Many factors must be taken into consideration when investing in a crane. These factors include lifting capacity, crane use and application and the number of annual crane operating hours, in other words, the number of work cycles that a crane undergoes.

Crane Strain – a Question of Intensity

Owing to the various operating modes (heavy loads, containers or grab operation), the strain on a crane is not uniform. Loads also vary greatly, sometimes containers or grabs are full, and sometimes they are empty. And in heavy-load operation, cranes work near the limit of their lifting capacity.

The load spectra include these different parameters, as demonstrated in the F.E.M. Design Rules, F.E.M. 1.001, which attempt to define clearly the realistic strains on a crane structure.

The total of four loading spectra (designated by Q1 to Q4) refer to the intensity of crane operation and take into account, for example, whether the crane is required to move predominantly small loads and maximum permissible loads only seldom, or whether it frequently moves maximum loads.

Loading Capacity of Cranes – a Question of the Crane Construction

While the type of load is a matter of how intensively the crane is used, the loading capacity relates more to the way the crane is actually built. The crane can be designed according to eight appliance groups as per F.E.M. (with the designations A1 to A8). The higher the appliance group, the greater the wall thicknesses of the steel sheets and tubes used, and the more robust the crane will be as a result.

Service Life

The estimated number of work cycles and the service life of a crane can be derived from the type of loading and the loading spectrum on the one hand, and the loading capacity (steel construction, mechanical design and condition of the crane) on the other.

Classification – the Higher it is, the Longer the Service Life

The higher the appliance group, also known as “classification”, the longer the service life of the crane when subjected to the same loading spectrum. For example, a crane classified in appliance group A8 is designed for more than four million work cycles, whereas a crane in appliance group A6 used for the same types of load will have reached the end of its service life after only 500,000 cycles.

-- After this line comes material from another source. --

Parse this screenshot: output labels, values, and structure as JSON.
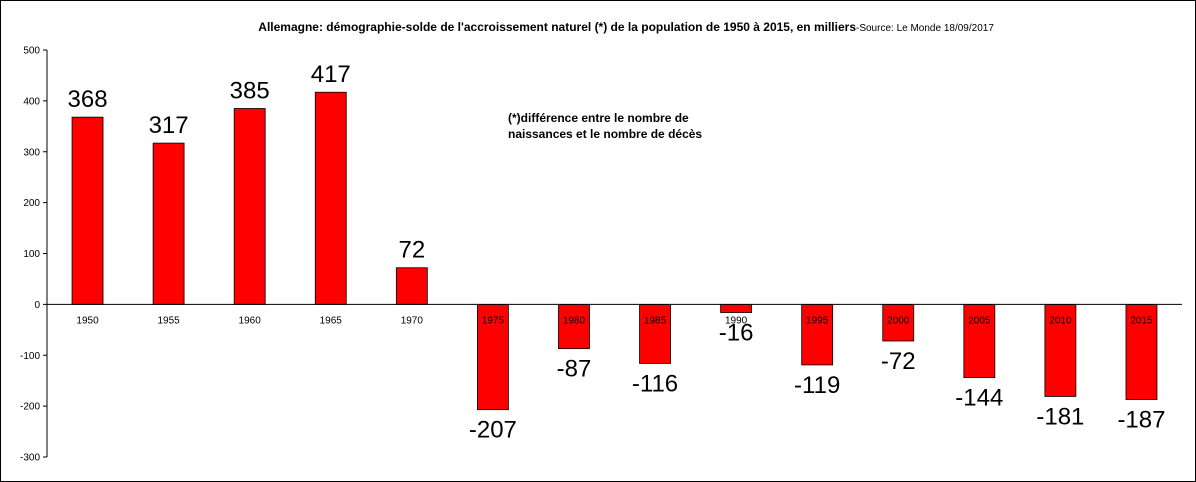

The Right F.E.M. Classification to Meet Customer Requirements

Gottwald takes all these different factors into account when designing the Generation 5 Harbour Cranes so as to select the most suitable classification to meet each customer's specific requirements.

Grafik

Given the same type of load, an increase in the appliance group by one level, e.g. from A6 to A7, corresponds to a doubling of the expected service life. By analogy, the effect of changing from A7 to A8 will be a further doubling.